A livello planetario si stanno per saldare due pericolosissime emergenze: i cambiamenti climatici e la conseguente riduzione di risorse alimentari causata dalla progressiva desertificazione di suoli fertili. Quali scenari si prospettano?
La situazione è insostenibile. Il nostro pianeta non ha risorse infinite, e se teniamo conto che produciamo cibo per 12 miliardi di persone mentre la popolazione mondiale ne conta 6 miliardi e 300 milioni – un miliardo dei quali soffre di malnutrizione e di fame – ciò significa che più della metà del cibo prodotto, viene buttata via. Questa è la vera vergogna. Ed è li che dobbiamo intervenire. Non nel chiedere ancora più produzione, magari utilizzando nuovi e più massicci prodotti chimici che impoveriranno sempre di più i nostri terreni. Lavorando su questa razionalizzazione, sulla sensibilità contro lo spreco, noi possiamo davvero rafforzare le economie locali, le agricolture di prossimità, e nello stesso tempo produrre più cibo per tutti.
Qual è, secondo lei, il rischio più grande di un cibo omologato anche sul piano culturale e sociale?
Il fatto che le giovani generazioni perdono il senso del valore.
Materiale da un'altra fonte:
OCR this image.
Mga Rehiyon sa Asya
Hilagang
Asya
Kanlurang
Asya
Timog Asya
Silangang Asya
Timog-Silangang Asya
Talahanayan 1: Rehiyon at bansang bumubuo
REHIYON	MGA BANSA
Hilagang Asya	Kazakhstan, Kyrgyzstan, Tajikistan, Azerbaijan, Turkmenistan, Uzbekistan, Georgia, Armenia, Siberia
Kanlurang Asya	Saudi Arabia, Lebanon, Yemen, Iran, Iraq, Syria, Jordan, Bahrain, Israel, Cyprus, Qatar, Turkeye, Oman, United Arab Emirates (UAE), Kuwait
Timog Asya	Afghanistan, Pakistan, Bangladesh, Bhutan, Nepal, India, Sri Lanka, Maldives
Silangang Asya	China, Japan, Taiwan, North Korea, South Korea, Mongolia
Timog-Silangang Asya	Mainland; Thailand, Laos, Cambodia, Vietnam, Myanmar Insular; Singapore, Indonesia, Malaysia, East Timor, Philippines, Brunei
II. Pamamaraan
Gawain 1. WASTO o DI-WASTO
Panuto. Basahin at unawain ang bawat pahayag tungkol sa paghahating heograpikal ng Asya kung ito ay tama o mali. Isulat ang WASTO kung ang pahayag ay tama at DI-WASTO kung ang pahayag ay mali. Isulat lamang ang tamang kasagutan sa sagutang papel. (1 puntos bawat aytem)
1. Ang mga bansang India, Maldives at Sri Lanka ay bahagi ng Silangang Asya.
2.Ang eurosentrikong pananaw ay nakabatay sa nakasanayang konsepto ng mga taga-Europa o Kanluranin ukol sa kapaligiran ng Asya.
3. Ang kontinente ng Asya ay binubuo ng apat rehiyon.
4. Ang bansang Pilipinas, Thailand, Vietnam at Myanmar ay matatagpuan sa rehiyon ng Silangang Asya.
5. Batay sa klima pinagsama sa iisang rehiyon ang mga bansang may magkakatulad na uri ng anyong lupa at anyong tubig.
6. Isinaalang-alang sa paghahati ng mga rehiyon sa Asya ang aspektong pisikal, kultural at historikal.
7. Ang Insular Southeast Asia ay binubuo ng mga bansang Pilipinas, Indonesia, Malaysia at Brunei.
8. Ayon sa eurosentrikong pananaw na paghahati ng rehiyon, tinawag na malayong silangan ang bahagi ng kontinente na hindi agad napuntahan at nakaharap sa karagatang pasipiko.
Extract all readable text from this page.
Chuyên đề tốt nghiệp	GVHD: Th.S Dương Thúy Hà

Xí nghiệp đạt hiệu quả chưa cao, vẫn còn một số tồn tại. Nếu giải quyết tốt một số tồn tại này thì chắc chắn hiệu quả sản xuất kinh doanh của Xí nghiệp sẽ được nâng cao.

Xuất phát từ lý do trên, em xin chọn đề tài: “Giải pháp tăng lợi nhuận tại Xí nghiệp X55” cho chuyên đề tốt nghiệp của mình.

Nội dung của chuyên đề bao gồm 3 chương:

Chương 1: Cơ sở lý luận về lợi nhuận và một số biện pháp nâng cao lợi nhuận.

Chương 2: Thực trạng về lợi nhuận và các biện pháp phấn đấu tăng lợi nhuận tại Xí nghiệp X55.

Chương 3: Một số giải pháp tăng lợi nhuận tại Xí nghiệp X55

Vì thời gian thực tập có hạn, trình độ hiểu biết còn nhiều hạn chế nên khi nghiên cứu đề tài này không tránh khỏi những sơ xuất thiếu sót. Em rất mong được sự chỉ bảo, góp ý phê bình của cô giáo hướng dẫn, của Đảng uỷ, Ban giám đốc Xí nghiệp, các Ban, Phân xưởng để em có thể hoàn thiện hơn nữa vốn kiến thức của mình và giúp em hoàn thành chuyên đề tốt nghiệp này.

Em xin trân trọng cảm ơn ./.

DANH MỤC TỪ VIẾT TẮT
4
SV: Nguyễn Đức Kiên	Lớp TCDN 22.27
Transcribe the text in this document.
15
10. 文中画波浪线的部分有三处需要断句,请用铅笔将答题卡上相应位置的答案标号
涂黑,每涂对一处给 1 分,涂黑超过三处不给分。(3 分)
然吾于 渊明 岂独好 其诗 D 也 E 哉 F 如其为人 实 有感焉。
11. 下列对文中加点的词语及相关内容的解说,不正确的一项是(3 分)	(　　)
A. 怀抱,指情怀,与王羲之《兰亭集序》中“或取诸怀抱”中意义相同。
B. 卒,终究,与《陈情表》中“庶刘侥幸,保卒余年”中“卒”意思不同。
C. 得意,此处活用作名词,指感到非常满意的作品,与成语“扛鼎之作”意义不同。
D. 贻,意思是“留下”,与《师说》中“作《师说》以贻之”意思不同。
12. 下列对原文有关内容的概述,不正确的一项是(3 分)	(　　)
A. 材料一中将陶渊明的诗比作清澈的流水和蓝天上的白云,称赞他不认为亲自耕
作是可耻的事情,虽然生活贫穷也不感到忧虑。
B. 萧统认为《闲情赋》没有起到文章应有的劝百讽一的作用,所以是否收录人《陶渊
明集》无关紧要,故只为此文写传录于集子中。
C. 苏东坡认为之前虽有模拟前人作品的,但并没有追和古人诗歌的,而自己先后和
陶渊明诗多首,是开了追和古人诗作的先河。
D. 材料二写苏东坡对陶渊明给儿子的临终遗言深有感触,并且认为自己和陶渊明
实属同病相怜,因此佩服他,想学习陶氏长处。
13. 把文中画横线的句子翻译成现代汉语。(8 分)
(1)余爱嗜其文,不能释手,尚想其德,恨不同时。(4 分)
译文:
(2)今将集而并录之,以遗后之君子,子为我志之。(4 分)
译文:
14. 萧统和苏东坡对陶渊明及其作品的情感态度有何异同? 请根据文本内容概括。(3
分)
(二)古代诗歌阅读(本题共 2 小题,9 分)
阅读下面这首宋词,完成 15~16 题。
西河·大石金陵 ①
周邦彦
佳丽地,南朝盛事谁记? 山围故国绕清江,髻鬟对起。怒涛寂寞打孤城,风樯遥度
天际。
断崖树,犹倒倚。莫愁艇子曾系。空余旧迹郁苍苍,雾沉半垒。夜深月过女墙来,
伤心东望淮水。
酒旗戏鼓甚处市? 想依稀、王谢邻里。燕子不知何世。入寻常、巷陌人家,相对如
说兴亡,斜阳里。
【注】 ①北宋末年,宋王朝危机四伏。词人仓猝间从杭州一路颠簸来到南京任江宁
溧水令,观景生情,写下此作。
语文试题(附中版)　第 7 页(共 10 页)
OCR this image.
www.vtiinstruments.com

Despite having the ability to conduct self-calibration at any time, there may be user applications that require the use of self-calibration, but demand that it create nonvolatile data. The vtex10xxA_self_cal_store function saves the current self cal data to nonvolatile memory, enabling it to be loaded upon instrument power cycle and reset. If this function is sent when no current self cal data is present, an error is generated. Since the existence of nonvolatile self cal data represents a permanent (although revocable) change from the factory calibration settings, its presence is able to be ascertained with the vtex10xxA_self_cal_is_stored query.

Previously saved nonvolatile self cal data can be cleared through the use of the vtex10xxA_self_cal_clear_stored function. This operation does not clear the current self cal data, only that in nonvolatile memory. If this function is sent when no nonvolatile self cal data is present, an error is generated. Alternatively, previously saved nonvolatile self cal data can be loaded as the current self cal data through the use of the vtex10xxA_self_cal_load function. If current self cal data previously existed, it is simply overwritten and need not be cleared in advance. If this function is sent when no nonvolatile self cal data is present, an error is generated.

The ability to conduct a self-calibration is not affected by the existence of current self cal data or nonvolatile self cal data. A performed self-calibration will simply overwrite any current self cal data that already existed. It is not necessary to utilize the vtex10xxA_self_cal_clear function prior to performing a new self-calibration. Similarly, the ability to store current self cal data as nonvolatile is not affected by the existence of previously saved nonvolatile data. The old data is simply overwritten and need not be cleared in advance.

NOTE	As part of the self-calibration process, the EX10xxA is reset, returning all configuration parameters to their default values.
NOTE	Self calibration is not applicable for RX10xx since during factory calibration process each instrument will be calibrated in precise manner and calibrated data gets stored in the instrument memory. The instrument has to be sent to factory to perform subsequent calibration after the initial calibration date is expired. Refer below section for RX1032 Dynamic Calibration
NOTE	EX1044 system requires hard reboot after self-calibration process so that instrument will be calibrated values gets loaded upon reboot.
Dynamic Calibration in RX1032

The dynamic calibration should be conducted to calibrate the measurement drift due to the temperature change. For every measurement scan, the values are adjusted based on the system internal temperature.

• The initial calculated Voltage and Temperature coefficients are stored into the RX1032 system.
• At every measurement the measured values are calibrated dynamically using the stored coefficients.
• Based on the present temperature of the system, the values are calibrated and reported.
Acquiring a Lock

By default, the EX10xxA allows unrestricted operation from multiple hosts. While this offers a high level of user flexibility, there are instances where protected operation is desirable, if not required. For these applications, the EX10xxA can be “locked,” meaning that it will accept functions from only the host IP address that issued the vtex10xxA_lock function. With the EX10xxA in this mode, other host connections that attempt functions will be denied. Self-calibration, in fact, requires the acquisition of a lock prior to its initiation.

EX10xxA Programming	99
Se i giovani potessero parlare con i loro nonni o bisnonni, senza andare nel Medioevo, ma solo a due o tre generazioni fa, direbbero: «sai nonno che io vivo in una società dove si spende di più per dimagrire che per mangiare». I nostri antenati replicherebbero: «ma voi siete tutti pazzi. Avete perso il senso delle cose!». Noi dobbiamo ritornare a dare valore alle cose, al cibo anche nei suoi aspetti spirituali. Perché è l’energia della nostra vita, perché è il rapporto in armonia con la terra madre, perché è basato anche sulla convivialità. Scambiarsi il cibo è un atto d’amore e di affetto. Se io voglio bene a una persona, lo dimostro trattandolo bene anche per come lo ospito a casa mia. Questi valori non possono essere ridotti esclusivamente a un elemento di consumo; è qualcosa di più.
Bruxelles ha dato il via libera a molti Ogm in Europa, quasi nel silenzio e nell’indifferenza generale. Questo dipende da un deficit di informazione oppure, peggio, da una sorta di assuefazione e indifferenza?
Tutte e due le cose. E ne aggiungo una terza: la lobby delle multinazionali presiede Bruxelles con i suoi uffici, con le loro comunicazioni alla stampa, con le loro forme di pressione. Purtroppo la piccola produzione individuale contadina non ha questa forza mentre la capacità di persuasione delle multinazionali è molto più potente.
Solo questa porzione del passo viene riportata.